De Novembro de 1975 a 21 de Janeiro de 1976, quando o MPLA capturou a Cela, o antigo colonato foi palco dos mais ferozes combates na guerra, que destruíram a maior parte das estruturas existentes na área”.

Segundo ainda o mesmo autor e ainda em relação ao povoamento planificado rural, é em 1961 que se altera o degradante quadro colonial, em resposta à eclosão da guerra, com uma cosmética que garantia a continuidade…
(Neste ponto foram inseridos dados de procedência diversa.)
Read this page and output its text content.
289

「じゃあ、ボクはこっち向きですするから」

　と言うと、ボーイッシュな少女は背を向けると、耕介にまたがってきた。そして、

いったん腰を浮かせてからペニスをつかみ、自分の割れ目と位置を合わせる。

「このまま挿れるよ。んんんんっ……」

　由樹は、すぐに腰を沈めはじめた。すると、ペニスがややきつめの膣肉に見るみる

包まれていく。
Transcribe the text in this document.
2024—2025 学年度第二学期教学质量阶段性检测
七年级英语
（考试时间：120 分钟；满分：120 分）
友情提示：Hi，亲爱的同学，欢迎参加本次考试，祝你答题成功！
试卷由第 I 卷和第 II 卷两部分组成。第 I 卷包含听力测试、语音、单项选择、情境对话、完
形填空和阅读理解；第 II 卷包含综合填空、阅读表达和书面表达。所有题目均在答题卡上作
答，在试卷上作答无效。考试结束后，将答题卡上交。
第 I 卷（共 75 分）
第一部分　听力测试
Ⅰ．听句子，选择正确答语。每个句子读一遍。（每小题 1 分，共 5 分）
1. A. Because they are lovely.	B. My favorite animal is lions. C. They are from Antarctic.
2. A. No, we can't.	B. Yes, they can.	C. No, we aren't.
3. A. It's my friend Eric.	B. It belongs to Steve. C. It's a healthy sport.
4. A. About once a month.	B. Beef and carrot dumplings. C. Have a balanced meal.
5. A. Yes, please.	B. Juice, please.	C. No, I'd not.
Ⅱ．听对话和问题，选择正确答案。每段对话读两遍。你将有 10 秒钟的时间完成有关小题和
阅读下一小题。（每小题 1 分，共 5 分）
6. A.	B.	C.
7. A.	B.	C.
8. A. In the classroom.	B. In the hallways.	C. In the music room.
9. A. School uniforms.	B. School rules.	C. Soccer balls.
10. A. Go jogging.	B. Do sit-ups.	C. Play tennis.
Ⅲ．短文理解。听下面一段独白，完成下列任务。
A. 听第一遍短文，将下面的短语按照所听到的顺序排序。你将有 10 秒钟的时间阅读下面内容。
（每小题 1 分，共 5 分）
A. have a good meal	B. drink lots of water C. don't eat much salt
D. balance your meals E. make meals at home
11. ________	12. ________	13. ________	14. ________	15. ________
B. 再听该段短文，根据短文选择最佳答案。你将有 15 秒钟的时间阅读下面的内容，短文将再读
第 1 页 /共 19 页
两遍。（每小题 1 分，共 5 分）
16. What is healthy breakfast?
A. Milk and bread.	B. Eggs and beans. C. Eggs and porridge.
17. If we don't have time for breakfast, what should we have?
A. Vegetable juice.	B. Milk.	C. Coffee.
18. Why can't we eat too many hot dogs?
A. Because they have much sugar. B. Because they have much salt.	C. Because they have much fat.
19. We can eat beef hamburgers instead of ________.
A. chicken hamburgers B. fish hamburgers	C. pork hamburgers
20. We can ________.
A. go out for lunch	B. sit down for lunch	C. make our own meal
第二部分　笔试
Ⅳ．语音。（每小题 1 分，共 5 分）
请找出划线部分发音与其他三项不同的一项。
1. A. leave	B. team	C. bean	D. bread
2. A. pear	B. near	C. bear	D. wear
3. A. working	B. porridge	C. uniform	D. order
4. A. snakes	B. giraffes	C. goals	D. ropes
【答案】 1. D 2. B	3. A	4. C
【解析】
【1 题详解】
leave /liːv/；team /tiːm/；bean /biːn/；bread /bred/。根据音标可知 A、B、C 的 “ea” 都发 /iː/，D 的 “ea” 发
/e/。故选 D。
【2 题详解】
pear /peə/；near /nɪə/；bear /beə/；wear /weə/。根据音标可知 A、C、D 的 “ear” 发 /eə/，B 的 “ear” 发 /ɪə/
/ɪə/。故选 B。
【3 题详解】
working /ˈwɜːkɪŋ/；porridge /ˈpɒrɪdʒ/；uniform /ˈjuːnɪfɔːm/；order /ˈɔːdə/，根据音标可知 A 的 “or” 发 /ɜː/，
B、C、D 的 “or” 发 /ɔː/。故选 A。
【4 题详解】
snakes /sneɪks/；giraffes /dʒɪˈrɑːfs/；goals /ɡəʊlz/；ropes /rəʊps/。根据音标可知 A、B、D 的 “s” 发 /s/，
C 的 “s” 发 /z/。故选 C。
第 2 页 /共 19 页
… “As mais importantes mudanças de orientação política ocorreram em 6 de Setembro de 1961, seis meses após o rebentar da guerra:

Entre as várias leis decretadas neste dia, havia seis que se destinavam a:

a) Eliminar o estatuto de indigenato, abolindo assim a distinção entre não-cidadãos e não-civilizados – mais de 99% da população africana – e cidadãos civilizados – que em 1950 incluíam todos os brancos, 89% dos mestiços e 0,7% dos africanos;

b) Alargar o regulamento das concessões e ocupação de terras;

c) Criar organismos administrativos e africanos locais;

d) Coordenar as leis gerais e consuetudinárias;

c) Criar a Junta Provincial de Povoamento de Angola (assim como a de Moçambique)”…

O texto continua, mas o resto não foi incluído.